Canadian marijuana stocks have taken a tumble of late, but as we move closer to next year’s legalization of recreational cannabis, investors are wondering where the sector is headed. Is there another major run in the works? With so many unknowns about the pot industry, anything’s possible.
Canadian cannabis stocks have certainly seen healthy growth, stretching back to the fall of 2015 when the Liberal government first came to power on the promise of turning over a century’s worth of prohibition on recreational use. Even leading up to this April’s introduction of a legal framework, stocks bounced upwards. Only to fall into the doldrums ever since.
Some, like Canopy Growth Corp., Canada’s first billion-dollar pot company, have seen shares drop 21 per cent over the past three months. Markham, Ontario’s MedReleaf Corp. lost a whopping 28 per cent after its IPO, and across the continent, the North American Medical Marijuana Index has fallen 21 per cent in three months.
Is this a correction? Are cannabis stocks overvalued? There’s going to be a long build-up between now and next summer, so what can we expect from the industry?
“I don’t think the stocks are overvalued,” says Bruce Linton, Chief Executive Officer of Canopy Growth Corp., to Cantech Letter. “Why have they gone a little quieter? Over the last two years, we’ve had a good news cycle for cannabis. Right now, there are no new major federal events, other than say next June when they cut the ribbons on the first points of sale. Currently, it’s all of us companies just working away.”
Darren Karasiuk, VP Strategy at MedReleaf, agrees. “Clearly, we see a lot of growth for the cannabis sector,” says Karasiuk to Cantech. “The medical market continues to outpace Health Canada estimates and new global markets continue to open and are looking to Canada, a global leader, for insight and direction.”
Right now, countries like Germany, Australia and Brazil are making moves towards legalization, meaning that the few years’ head start owned by Canadian companies may be the difference in the end. In fact, that could be the cannabis sector’s saving grace.
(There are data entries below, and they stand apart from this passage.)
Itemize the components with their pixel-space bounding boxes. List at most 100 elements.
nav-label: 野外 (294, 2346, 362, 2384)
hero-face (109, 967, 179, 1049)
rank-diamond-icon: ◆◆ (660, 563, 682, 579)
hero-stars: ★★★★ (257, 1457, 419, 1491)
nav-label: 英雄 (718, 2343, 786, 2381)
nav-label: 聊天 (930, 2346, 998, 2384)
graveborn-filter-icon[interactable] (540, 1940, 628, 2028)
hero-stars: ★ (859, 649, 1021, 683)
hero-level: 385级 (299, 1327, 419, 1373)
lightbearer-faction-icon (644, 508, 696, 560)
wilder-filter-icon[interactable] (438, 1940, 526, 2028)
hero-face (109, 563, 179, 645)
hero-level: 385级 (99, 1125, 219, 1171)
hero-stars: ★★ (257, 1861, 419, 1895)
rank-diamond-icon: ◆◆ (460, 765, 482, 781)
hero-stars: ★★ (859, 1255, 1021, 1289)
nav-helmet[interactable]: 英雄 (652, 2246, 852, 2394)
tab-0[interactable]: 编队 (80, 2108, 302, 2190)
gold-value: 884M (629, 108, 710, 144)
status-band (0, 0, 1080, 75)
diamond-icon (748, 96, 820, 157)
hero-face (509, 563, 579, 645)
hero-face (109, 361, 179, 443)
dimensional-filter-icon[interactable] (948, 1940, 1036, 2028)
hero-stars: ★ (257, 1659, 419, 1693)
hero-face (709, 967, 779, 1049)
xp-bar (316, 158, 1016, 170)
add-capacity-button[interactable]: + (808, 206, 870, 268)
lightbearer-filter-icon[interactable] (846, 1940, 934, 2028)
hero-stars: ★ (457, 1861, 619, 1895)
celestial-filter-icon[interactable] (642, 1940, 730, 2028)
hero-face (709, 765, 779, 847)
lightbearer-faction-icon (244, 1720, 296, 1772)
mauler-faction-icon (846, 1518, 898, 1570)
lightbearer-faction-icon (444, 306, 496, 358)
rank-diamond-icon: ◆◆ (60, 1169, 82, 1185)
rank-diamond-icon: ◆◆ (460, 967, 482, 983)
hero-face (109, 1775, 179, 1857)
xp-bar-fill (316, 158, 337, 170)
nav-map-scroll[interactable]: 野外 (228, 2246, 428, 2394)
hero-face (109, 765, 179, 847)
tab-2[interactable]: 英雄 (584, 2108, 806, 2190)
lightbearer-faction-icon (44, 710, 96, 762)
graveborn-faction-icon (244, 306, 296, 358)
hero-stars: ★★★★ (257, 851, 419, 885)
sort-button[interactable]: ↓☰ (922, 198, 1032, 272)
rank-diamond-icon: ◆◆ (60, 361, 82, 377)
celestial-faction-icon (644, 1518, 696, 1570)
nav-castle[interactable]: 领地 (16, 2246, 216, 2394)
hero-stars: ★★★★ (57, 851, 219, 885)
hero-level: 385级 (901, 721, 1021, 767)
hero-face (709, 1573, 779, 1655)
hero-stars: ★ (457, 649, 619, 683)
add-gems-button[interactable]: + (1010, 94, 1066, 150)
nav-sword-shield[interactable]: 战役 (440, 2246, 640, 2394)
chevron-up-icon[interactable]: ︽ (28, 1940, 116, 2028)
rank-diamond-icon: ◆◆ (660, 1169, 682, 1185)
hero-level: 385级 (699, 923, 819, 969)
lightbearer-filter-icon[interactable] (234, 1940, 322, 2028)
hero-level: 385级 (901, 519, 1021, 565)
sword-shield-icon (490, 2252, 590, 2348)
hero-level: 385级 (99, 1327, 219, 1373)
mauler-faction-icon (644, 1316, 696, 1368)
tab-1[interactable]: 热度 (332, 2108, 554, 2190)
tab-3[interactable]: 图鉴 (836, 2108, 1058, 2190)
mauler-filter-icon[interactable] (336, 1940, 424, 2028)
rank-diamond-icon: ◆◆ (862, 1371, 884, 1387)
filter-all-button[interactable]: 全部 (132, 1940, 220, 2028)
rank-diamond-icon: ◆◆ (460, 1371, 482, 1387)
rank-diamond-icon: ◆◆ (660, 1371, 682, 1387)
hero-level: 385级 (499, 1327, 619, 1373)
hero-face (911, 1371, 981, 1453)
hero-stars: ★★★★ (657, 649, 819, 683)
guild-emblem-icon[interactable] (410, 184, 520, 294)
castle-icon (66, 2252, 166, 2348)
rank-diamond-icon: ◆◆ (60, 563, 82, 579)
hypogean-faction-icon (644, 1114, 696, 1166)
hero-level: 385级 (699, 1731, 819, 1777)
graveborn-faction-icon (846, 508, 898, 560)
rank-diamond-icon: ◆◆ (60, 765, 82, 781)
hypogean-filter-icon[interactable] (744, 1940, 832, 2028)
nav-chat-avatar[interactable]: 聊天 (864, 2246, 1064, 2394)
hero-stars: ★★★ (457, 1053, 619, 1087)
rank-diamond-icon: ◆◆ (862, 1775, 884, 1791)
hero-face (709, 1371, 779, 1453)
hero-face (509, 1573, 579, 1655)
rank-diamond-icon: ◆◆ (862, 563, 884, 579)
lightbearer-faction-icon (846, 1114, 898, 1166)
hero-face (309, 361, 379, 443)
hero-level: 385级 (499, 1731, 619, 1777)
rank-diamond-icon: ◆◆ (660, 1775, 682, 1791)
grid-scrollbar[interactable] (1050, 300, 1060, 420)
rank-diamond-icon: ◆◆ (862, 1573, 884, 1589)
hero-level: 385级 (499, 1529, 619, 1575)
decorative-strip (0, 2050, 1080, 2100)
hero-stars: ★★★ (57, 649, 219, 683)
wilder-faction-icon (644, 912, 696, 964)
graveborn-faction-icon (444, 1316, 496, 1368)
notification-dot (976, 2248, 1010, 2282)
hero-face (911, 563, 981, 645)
Speculation has it that once the recreational industry gets up and running, the big players in the rec industry (think alcohol and tobacco) will want to swoop into the newly-developed territory, meaning that only the strongest of Canada’s marijuana companies will have a fighting chance.
“We believe that there will be M&A activity in the future, most likely from global tobacco, alcohol or pharmaceutical companies, even agricultural tech companies,” says Noel Atkinson, an analyst who covers the sector for Clarus Securities, to Cantech. “But we don’t expect any of that until it’s crystal clear that the recreational market is rolling out to expectations. Likely, it’ll take six months to a year after legalization to see how it all shakes out.”
Although there are a few examples to draw upon —states like Colorado and Washington in the US, for example— legal recreational pot still carries a frightening number of unknowns. How much of the current black market production will shift over to legitimate businesses? Who among us curious Canadians or casual pot smokers will start indulging on a regular basis? When will pharmacies get involved and inevitably start squeezing profit margins for producers?
All that makes the market too unstable for many investors, but Atkinson contends that once legal pot gets going, the field will whittle down to a more manageable set of legitimate, investable companies.
“Today, we see a small handful of the current licensed producers that we call advanced producers, with a meaningful history of producing to Health Canada requirements and trying to continually innovate their processes, setting up international connections,” says Atkinson. “Of all the public companies out there, it’s these advanced producers that are going to dominate once this sector evolves.”
It’s still not easy to know how to pick ‘em, though, as right now, public marijuana companies seem to be travelling in pack formation.
“From a valuation standpoint, the most difficult thing is that you’re trying to project on what we know today to 2020, ’21,” says Bruce Campbell, portfolio manager at StoneCastle Investment Management, to Cantech. “But I think right now, the valuations are probably pretty decent, if anything they’re more attractive now than they were going back to April.”
“It’ll take a while, but you’ll eventually see the sector sort itself out as individual companies instead of trading up and down as a whole sector,” says Campbell. “Then, it’ll come down to who’s executing, who’s producing at a level that they said they’d produce, that’ll drive the individual stock prices.”